North Korean leader Kim Jong-un’s powerful younger sister Kim Yo-jong has been reinstated to a key decision-making body.

Kim Jong-un during a mortar drill inspection. Picture: KCNA via AFP
Kim Jong-un during a mortar drill inspection. Picture: KCNA via AFP

North Korean leader Kim Jong-un’s powerful younger sister has been reinstated to a key decision-making body, state media ­reported on Sunday, marking her rise in the isolated nation.

Long one of her brother’s closest advisers, Kim Yo-jong was reappointed an alternate member of the Political Bureau of the Central Committee in a reshuffle of top ­officials on Saturday, according to the Korean Central News Agency.

The meeting to decide on the appointment was presided over by Kim Jong-un, it added.
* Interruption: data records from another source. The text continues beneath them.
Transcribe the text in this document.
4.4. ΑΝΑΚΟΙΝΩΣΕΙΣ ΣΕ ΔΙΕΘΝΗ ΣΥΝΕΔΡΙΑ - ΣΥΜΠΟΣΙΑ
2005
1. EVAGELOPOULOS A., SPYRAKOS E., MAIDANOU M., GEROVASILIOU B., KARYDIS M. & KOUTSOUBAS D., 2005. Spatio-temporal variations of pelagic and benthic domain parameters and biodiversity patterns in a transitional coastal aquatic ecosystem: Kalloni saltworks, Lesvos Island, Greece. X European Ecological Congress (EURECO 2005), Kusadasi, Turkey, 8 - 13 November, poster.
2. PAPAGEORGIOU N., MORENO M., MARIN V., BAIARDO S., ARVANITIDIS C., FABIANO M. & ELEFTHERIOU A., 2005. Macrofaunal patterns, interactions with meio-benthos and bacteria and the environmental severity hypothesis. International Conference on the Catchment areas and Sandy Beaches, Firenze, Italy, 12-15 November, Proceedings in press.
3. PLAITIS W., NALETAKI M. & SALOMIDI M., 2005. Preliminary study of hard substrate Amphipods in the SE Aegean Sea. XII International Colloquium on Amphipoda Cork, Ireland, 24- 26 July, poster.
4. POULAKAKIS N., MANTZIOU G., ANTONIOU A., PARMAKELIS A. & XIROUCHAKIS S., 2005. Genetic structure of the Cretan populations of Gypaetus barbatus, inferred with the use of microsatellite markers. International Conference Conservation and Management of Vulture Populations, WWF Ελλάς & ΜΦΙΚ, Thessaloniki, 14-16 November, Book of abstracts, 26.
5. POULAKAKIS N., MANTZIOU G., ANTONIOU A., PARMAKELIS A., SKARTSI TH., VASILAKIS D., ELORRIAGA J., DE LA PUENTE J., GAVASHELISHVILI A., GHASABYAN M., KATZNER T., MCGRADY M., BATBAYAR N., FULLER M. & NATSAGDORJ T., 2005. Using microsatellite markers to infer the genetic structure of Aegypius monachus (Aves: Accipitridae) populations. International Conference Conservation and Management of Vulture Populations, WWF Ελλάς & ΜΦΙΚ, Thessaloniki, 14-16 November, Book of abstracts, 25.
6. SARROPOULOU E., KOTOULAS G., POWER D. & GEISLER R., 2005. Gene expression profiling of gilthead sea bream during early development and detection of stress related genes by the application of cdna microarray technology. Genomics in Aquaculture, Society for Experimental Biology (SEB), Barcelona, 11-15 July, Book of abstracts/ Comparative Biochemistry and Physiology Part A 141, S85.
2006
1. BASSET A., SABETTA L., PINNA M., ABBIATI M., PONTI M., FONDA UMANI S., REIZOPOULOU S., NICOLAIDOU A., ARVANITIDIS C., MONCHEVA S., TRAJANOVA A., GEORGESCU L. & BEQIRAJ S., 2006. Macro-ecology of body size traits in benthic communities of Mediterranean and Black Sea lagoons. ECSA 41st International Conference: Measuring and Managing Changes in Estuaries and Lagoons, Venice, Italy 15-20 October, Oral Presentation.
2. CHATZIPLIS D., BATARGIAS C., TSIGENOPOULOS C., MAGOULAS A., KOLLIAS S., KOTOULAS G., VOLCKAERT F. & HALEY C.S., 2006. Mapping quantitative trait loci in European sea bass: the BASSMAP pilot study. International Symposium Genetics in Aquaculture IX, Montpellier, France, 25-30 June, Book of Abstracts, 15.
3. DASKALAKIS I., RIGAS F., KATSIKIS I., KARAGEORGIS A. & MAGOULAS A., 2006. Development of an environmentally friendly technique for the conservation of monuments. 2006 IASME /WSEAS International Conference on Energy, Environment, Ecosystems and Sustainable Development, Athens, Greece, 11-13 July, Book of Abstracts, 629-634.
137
Yo-jong is believed to have been removed from the position last year after the collapse of a second summit between her brother and US President Donald Trump in Hanoi. “The restoration is part of Kim Yo-jong’s recent rise within the North’s hierarchy,” said Ahn Chan-il, a North Korean ­defector and researcher in Seoul. Yo-jong acted as her brother’s envoy to the South during the Pyeongchang Winter Olympics in 2018, which ushered in a rapid diplomatic rapprochement on the divided peninsula.

Kim Yo-jong at the Ho Chi Minh Mausoleum in Hanoi in March last year. Picture: AFP
Kim Yo-jong at the Ho Chi Minh Mausoleum in Hanoi in March last year. Picture: AFP

She has frequently been pictured with him at summits with Mr Trump or the South’s President Moon Jae-in.
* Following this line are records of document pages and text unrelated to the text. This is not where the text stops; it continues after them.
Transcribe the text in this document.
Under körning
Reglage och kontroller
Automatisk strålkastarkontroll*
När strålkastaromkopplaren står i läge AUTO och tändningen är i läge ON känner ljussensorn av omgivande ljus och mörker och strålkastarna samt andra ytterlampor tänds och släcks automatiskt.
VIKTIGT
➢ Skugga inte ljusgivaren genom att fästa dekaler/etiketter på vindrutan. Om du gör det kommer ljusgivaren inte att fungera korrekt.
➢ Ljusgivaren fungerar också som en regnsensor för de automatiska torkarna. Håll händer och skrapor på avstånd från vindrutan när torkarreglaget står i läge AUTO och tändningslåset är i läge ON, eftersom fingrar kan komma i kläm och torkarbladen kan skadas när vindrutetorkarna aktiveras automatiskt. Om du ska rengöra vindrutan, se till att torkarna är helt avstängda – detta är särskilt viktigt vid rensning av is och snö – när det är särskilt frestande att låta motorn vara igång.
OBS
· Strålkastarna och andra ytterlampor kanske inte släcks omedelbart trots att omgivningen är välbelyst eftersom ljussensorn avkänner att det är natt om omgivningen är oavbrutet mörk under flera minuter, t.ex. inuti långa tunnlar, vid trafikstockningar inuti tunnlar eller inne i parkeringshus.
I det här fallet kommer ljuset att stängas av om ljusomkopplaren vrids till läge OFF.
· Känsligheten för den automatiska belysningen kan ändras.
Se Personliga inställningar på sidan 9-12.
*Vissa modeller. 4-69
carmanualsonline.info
But she only began issuing statements of direct political significance under her own name last month, which highlights her central role in the North’s political ranking. It followed her appointment as first vice-department ­director of the central committee of the ruling Workers’ Party — her main role in the totalitarian state.
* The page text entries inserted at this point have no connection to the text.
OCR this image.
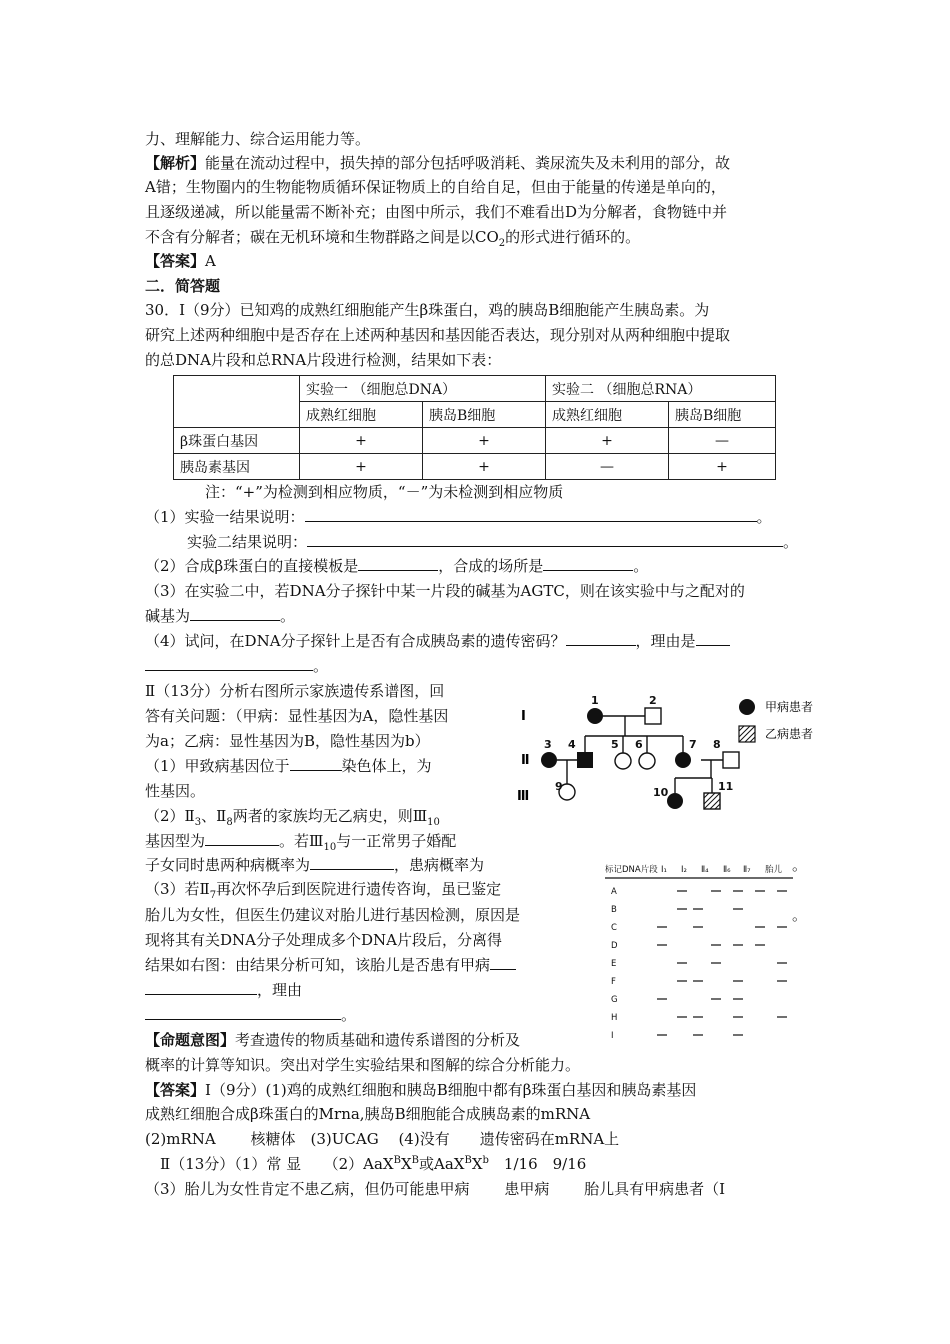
力、理解能力、综合运用能力等。
【解析】能量在流动过程中，损失掉的部分包括呼吸消耗、粪尿流失及未利用的部分，故
A错；生物圈内的生物能物质循环保证物质上的自给自足，但由于能量的传递是单向的，
且逐级递减，所以能量需不断补充；由图中所示，我们不难看出D为分解者，食物链中并
不含有分解者；碳在无机环境和生物群路之间是以$CO_2$的形式进行循环的。
【答案】A
二．简答题
30．Ⅰ（9分）已知鸡的成熟红细胞能产生β珠蛋白，鸡的胰岛B细胞能产生胰岛素。为
研究上述两种细胞中是否存在上述两种基因和基因能否表达，现分别对从两种细胞中提取
的总DNA片段和总RNA片段进行检测，结果如下表：
	实验一 （细胞总DNA）		实验二 （细胞总RNA）	
	成熟红细胞	胰岛B细胞	成熟红细胞	胰岛B细胞
β珠蛋白基因	+	+	+	—
胰岛素基因	+	+	—	+
注：“+”为检测到相应物质，“－”为未检测到相应物质
（1）实验一结果说明：	。
实验二结果说明：	。
（2）合成β珠蛋白的直接模板是	，合成的场所是	。
（3）在实验二中，若DNA分子探针中某一片段的碱基为AGTC，则在该实验中与之配对的
碱基为	。
（4）试问，在DNA分子探针上是否有合成胰岛素的遗传密码？	，理由是
。
Ⅱ（13分）分析右图所示家族遗传系谱图，回
答有关问题：（甲病：显性基因为A，隐性基因
为a；乙病：显性基因为B，隐性基因为b）
（1）甲致病基因位于	染色体上，为
性基因。
$(2)Ⅱ_3$、$Ⅱ_8$两者的家族均无乙病史，则$Ⅲ_{10}$
基因型为	。若$Ⅲ_{10}$与一正常男子婚配
子女同时患两种病概率为	，患病概率为	。
（3）若$Ⅱ_7$再次怀孕后到医院进行遗传咨询，虽已鉴定
胎儿为女性，但医生仍建议对胎儿进行基因检测，原因是	。
现将其有关DNA分子处理成多个DNA片段后，分离得
结果如右图：由结果分析可知，该胎儿是否患有甲病
，理由
。
Ⅰ
Ⅱ
Ⅲ
1	2
3 4	5 6	7 8
9	10	11
甲病患者
乙病患者
标记DNA片段 Ⅰ₁ Ⅰ₂ Ⅱ₄ Ⅱ₆ Ⅱ₇ 胎儿
A
B
C
D
E
F
G
H
I
【命题意图】考查遗传的物质基础和遗传系谱图的分析及
概率的计算等知识。突出对学生实验结果和图解的综合分析能力。
【答案】Ⅰ（9分）(1)鸡的成熟红细胞和胰岛B细胞中都有β珠蛋白基因和胰岛素基因
成熟红细胞合成β珠蛋白的Mrna,胰岛B细胞能合成胰岛素的mRNA
(2)mRNA　　 核糖体　(3)UCAG　 (4)没有　　遗传密码在mRNA上
Ⅱ（13分）（1）常 显　　$(2)AaX^BX^B$或$AaX^BX^b$　1/16　9/16
（3）胎儿为女性肯定不患乙病，但仍可能患甲病　　 患甲病　　 胎儿具有甲病患者（Ⅰ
The domestic power play came as the North called for stronger measures against the coronavirus pandemic at a meeting presided by Jong-un, KCNA reported on Sunday, without acknowledging whether the country had reported any infections.

Officials in Pyongyang and its state media have repeatedly insisted the North remains totally free of the virus, but Sunday’s ­report did not make that assertion.

The World Health Organisation said 709 people — 11 of them foreigners — had been tested for the virus as of April 2, while more than 24,800 people have been ­released from quarantine.